The program extends its congratulations to CS student Aimee Dixon Anthony who has contributed a chapter to Silent Women: Pioneers of Cinema. Her chapter “Early African-American Female Filmmakers”  explores the roles of African American women filmmakers in silent cinema. Read the interview Esma H. Celebioglu has conducted with Aimee about her publication.  

 

Your book chapter is about African American female filmmakers in silent cinema. The topic draws our attention to a crucial issue that is mostly ignored by historians and still significant today.  Can you expand on that?

What makes the focus of the history of African American women filmmakers in silent cinema so significant is that there is virtually no recorded scholarship on this history. There is burgeoning work on this topic and a growing interest in African American filmmakers both in past history and future history. But while there may be no "books" per se on this topic, there must have been women who made films well before the 1970s and Julie Dash. In fact, what I have learned from my research and the writings is that these women do exist. There was an interest and production of films by African American women as early as 1905. As an African American female filmmaker myself, it is important for me to know of these women and to learn of why they made films and how they made them in an industry that has come to be shaped predominantly by white male filmmakers. It is hard enough to be a female filmmaker in 2016. Imagine what it would be like to be a black female filmmaker at the turn of the century.... Or was it as hard given the nascent nature of the industry?
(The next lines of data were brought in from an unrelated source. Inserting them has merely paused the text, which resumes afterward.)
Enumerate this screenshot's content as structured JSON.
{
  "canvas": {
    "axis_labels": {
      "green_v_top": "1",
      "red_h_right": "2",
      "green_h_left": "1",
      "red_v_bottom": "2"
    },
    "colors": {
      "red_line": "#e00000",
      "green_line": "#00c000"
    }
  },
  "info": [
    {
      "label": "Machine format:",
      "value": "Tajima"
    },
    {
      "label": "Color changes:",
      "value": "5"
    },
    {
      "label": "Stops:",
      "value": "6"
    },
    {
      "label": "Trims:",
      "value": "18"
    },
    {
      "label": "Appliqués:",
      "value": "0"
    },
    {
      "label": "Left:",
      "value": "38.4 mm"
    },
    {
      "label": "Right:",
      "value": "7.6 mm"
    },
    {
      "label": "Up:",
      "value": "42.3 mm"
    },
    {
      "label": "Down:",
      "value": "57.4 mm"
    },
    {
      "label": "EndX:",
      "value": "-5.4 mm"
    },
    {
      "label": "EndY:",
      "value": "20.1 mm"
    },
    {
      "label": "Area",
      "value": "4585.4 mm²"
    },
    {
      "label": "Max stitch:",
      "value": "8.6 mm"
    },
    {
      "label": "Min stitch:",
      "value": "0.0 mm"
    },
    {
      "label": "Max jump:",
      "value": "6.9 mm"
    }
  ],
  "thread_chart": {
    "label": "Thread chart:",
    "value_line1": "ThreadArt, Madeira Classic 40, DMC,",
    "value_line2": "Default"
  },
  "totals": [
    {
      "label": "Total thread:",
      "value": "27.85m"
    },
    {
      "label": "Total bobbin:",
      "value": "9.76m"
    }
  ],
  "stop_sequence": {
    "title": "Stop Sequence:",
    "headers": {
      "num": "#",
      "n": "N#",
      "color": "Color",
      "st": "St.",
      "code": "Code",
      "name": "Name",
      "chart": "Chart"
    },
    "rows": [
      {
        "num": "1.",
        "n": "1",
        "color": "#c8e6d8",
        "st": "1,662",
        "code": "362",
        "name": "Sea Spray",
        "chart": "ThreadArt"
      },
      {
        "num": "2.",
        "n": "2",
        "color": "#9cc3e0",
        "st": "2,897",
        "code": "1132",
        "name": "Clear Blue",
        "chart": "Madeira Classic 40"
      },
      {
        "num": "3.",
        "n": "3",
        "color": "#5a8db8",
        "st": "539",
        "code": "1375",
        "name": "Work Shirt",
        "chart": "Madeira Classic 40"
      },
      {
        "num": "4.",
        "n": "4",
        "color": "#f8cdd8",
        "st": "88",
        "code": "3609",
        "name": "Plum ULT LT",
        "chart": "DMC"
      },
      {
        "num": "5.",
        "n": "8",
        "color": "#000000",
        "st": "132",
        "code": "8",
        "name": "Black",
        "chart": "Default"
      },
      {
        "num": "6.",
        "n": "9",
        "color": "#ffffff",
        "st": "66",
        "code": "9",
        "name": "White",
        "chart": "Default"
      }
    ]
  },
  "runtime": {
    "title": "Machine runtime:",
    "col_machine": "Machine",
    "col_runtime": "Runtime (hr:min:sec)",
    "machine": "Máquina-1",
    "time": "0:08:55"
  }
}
That is what fascinates me. 

 

In this article you address a doubled oppression…Being African American and being a woman in an industry dominated by men. Making a historical connection, what can we say about the roles of African American women in shaping cinema industry?

As I touched upon earlier, it must have been especially difficult to pursue filmmaking in a time when gender and race created boundaries and hurdles that were almost impossible to overcome. And while there were women who were quite successful in the early years of film as the industry became more and more successful those roles dissipated and women were put into gendered positions within the film business. How African American women helped to shape the cinema industry still remains to be seen. I would argue that they were not given the opportunity to shape the industry. But, perhaps, with more scholarship and knowledge of these women in early film it can help to change the future and inspire young women of color to believe in their dreams of working in the film industry knowing there were women before them who made an imprint. 

 

What do you think about the relation of cinema and social change? Do you think it has a transformative power in contemporary world?

Absolutely. Whether we want to believe it or not, cinema can have a powerful impact and effect on our world. For one it is a powerful medium that can, in an instant, travel the globe and be seen by people of all types of races, genders, ages, classes. As we witness through politics, media has a dynamic effect, both positive and negative, in shaping and controlling how we see and are informed about the world. Because of its power it is extremely important that it be a democratic production. What I mean by that is: that people from all genders, ethnicities, social classes, parts of the globe be given a chance to produce films that give us insight into a variety of voices--not one monolithic point of view. Films can shape our knowledge so our knowledge must be broad so that we have to power to make informed decisions about our world. 

 

Do you have any future projects on this topic?

I plan to continue my dissertation work on the same topic of African American women in silent film from the 1890s to the 1940s hoping to publish a book on it. That is such an important space to work within film scholarship that I feel it deserves most of my attention. However, I also hope to develop and publish a piece on 12 Years a Slave and temporality.